Participation in online education is always high, according to a recent study by Sloan Consortium. In the United States, more than 2,200 college and university respondents said the study showed that 3.2 million students attended at least one online course in autumn 2005, which was 850,000 more than a year earlier.

The popularity of e-learning is a unique challenge that does not exist with more traditional classrooms. Students should be aware of the differences between online and traditional classes and must be prepared to make the necessary adjustments. The challenges facing online students include the following:

  • Technical problems. Computer hardware and peripherals such as printers, modems, and routers are not indomitable; as with any other man-made device, it may stop or fail during the most unsuitable time. In the event of a malfunction, an older computer may be incompatible with the software required for the course. Viruses, Trojans, spyware, and other malware will infect your computer and may be weak or inoperable. Slow Internet connectivity can cause problems when logging into a classroom, retrieving and submitting tasks, and posting to threaded conversations. Any of these problems can cause great frustration in the course. Therefore, it is important for students to have access to the backup computer when the device is damaged.
  • Stay on the move. Going to school always requires a degree of motivation for a student regardless of whether it is a "brickwork" institution or online class.

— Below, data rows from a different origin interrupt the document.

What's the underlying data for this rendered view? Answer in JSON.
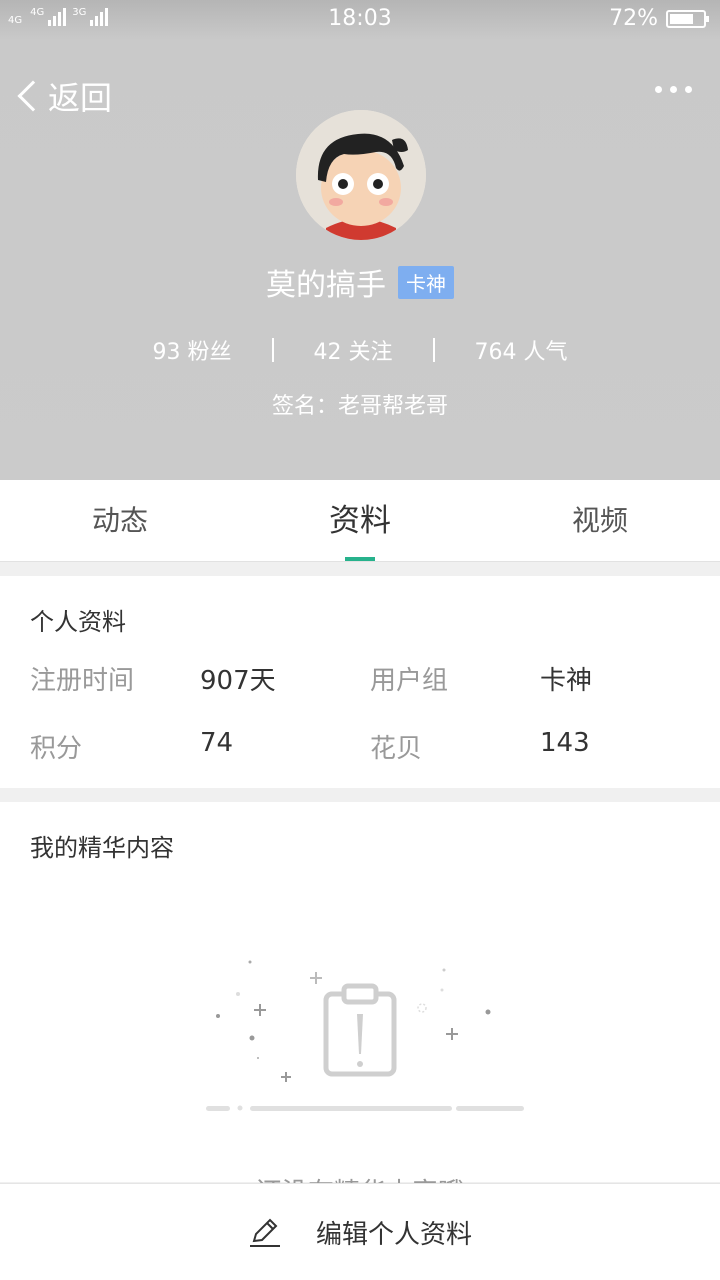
{
  "status_bar": {
    "network_1": "4G",
    "network_2": "4G",
    "network_3": "3G",
    "time": "18:03",
    "battery_percent": "72%",
    "battery_level": 0.72
  },
  "nav": {
    "back_label": "返回",
    "more_icon": "more-dots-icon"
  },
  "profile": {
    "name": "莫的搞手",
    "badge": "卡神",
    "stats": [
      {
        "label": "93 粉丝"
      },
      {
        "label": "42 关注"
      },
      {
        "label": "764 人气"
      }
    ],
    "signature": "签名：老哥帮老哥"
  },
  "tabs": [
    {
      "label": "动态",
      "active": false
    },
    {
      "label": "资料",
      "active": true
    },
    {
      "label": "视频",
      "active": false
    }
  ],
  "personal_info": {
    "title": "个人资料",
    "rows": [
      {
        "label_1": "注册时间",
        "value_1": "907天",
        "label_2": "用户组",
        "value_2": "卡神"
      },
      {
        "label_1": "积分",
        "value_1": "74",
        "label_2": "花贝",
        "value_2": "143"
      }
    ]
  },
  "featured": {
    "title": "我的精华内容",
    "empty_text": "还没有精华内容哦"
  },
  "bottom": {
    "edit_label": "编辑个人资料",
    "edit_icon": "pencil-icon"
  },
  "colors": {
    "accent": "#27b28c",
    "badge": "#7eaef0",
    "header_bg": "#cbcbcb"
  }
}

In a traditional classroom environment, the student conducts a live, personal conversation with the tutor and students – a camaraderie that can help increase the enthusiasm and motivation of the course. In the Internet-based class, however, there is no connection with the tutor and his classmates – the student works alone in virtual environments. This lack of live communication can lead to a sense of isolation and make it difficult for a student to have no great internal commitment or personal leadership to stay motivated during the course.
  • Discipline. As with motivation, the student needs good self-discipline to succeed on the Internet. The freedom and flexibility of e-learning is something that is appealing to many people. It is not mandatory to log in at any time or place – you can go to class and tasks at any time when it is more convenient for you. However, the same liberty can lead to delay, and the negligent or uncontrollable students can be dropped in their duties. Once it is difficult to catch up.
  • It is difficult to improve oral communication skills. There are a number of classes, such as speech, drama, debate, teacher training, and so on, which require a student to perform oral lectures before a group of people. For online courses this is not practical because the classroom is virtual and the students do not gather in one room at the same time. Students who want to improve their oral communication skills may need to do these classes on a traditional classroom course.
  • Classes that meet laboratory or practical requirements may not be available online. If a laboratory course can not be simulated or virtually online offered, the student must take the course at a local university campus or other location where necessary to complete the course.

Students who take online courses should be aware of these and other challenges and be prepared to meet them to succeed on the Internet. If any challenge seems overwhelming, the student should review the online option and perhaps do a traditional ground training course.